【準備中】 交響詩「フィンランディア」 (シベリウス)
●マンドリン合奏版
フィンランディア は、シベリウスを代表する交響詩として広く知られる作品である。本編曲はその全曲をマンドリン合奏のために再構成したもので、原曲の壮麗なドラマと崇高な旋律を、マンドリン属の透明で力強い響きによって描き出す。
●演奏時間 約9分30秒
●編成
1st Mandolin / 2nd Mandolin / Mandola / Mandocello / Contrabass / Guitar
●作曲者 シベリウス(1865〜1957)
●編曲者 森安浩司
●難易度 ★★★
●紹介文
本曲は、1899年に作曲された作品で、フィンランド音楽を象徴する名作として広く知られている。作曲当時、フィンランドはロシア帝国の統治下にあり、民族文化や言論の自由に対する抑圧が強まりつつあった。こうした時代背景の中で、民族意識を高める文化運動の一環として開催された「新聞人祝賀祭」のための音楽の終曲として作曲されたのが、この《フィンランディア》である。

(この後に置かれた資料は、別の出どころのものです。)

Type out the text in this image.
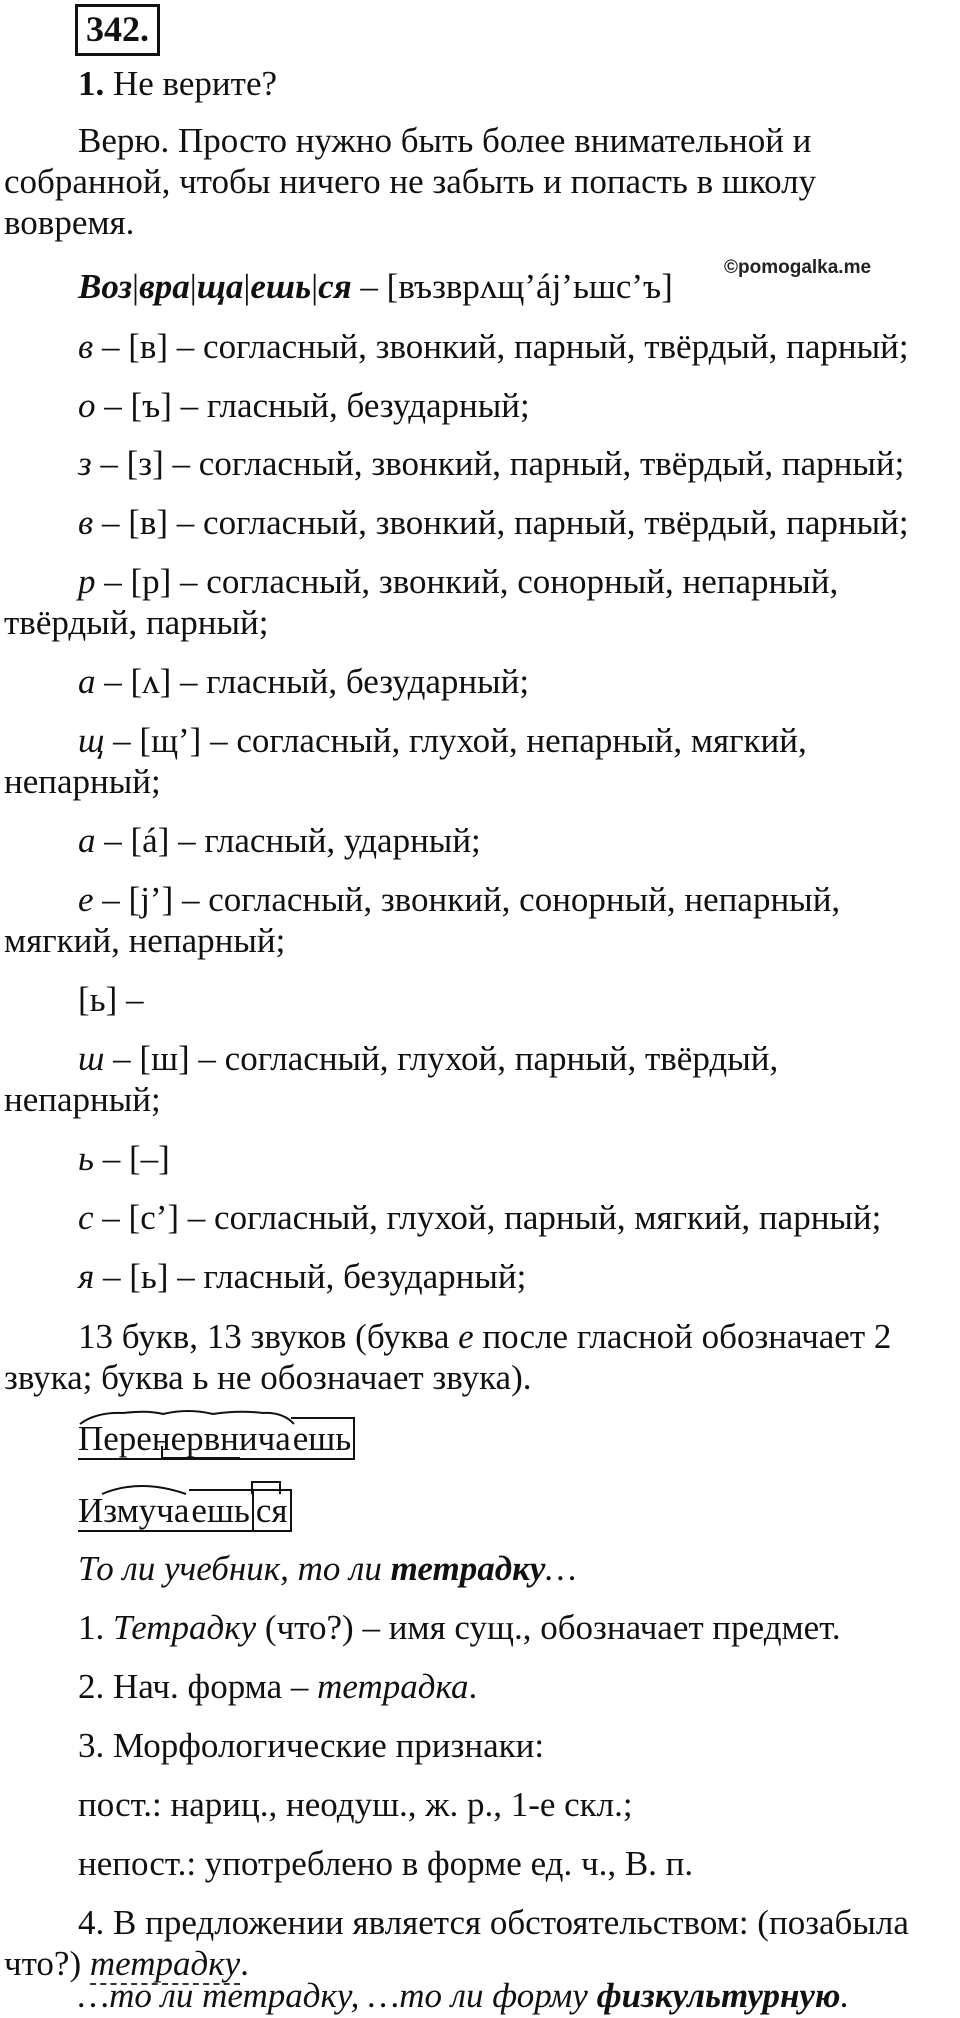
342.
1. Не верите?
Верю. Просто нужно быть более внимательной и
собранной, чтобы ничего не забыть и попасть в школу
вовремя.
©pomogalka.me
Воз|вра|ща|ешь|ся – [възврʌщ’áj’ьшс’ъ]
в – [в] – согласный, звонкий, парный, твёрдый, парный;
о – [ъ] – гласный, безударный;
з – [з] – согласный, звонкий, парный, твёрдый, парный;
в – [в] – согласный, звонкий, парный, твёрдый, парный;
р – [р] – согласный, звонкий, сонорный, непарный,
твёрдый, парный;
а – [ʌ] – гласный, безударный;
щ – [щ’] – согласный, глухой, непарный, мягкий,
непарный;
а – [á] – гласный, ударный;
е – [j’] – согласный, звонкий, сонорный, непарный,
мягкий, непарный;
[ь] –
ш – [ш] – согласный, глухой, парный, твёрдый,
непарный;
ь – [–]
с – [с’] – согласный, глухой, парный, мягкий, парный;
я – [ь] – гласный, безударный;
13 букв, 13 звуков (буква е после гласной обозначает 2
звука; буква ь не обозначает звука).
Перенервничаешь
Измучаешь ся
То ли учебник, то ли тетрадку…
1. Тетрадку (что?) – имя сущ., обозначает предмет.
2. Нач. форма – тетрадка.
3. Морфологические признаки:
пост.: нариц., неодуш., ж. р., 1-е скл.;
непост.: употреблено в форме ед. ч., В. п.
4. В предложении является обстоятельством: (позабыла
что?) тетрадку.
…то ли тетрадку, …то ли форму физкультурную.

作品は、重く暗い響きによる序奏に始まる。金管と低弦による威圧的な動機は、当時の抑圧された社会状況を象徴するかのように厳しい緊張感を帯びている。やがて音楽は次第に活気を帯び、力強いリズムと躍動的な主題が現れ、民族の誇りと抵抗の精神を思わせる劇的な展開が繰り広げられる。この激しい部分は、シベリウス特有の凝縮された動機処理と大胆な和声によって構成され、短い作品の中に大きなドラマを形成している。
そして作品の終盤には、広く知られる荘重な旋律、いわゆる「フィンランディア讃歌」が静かに現れる。この旋律は後に歌詞が付けられ、フィンランドの第二の国歌とも言われるほど親しまれるようになった。静かに始まるこの旋律は次第に広がり、やがて壮大なクライマックスへと高められる。厳しい闘いを経て到達する精神的な光を思わせるこの結末は、《フィンランディア》を単なる交響詩にとどまらない象徴的な作品としている。
本編曲は、この交響詩《フィンランディア》を抜粋ではなく全曲の形でマンドリン合奏のために再構成したものである。しばしば終結部の讃歌のみが独立して演奏されることも多いが、原曲は暗い序奏から劇的な闘争、そして崇高な終結へと至る明確な構成によって強い感動を生み出している。本編曲ではこのドラマティックな全体構造を尊重し、作品の流れをそのままマンドリン合奏の音響の中で再現することを目指している。
壮烈なドラマと深い精神性を兼ね備えた《フィンランディア》は、交響詩というジャンルの中でも特に象徴性の強い作品である。マンドリン合奏による演奏では、その透明感ある響きによって旋律の美しさと音楽の推進力が新たな光を帯び、原曲とは異なる魅力が浮かび上がる。本編曲は、マンドリン合奏の表現力を広く示すレパートリーとして、演奏会に力強い印象を残す一曲となるだろう。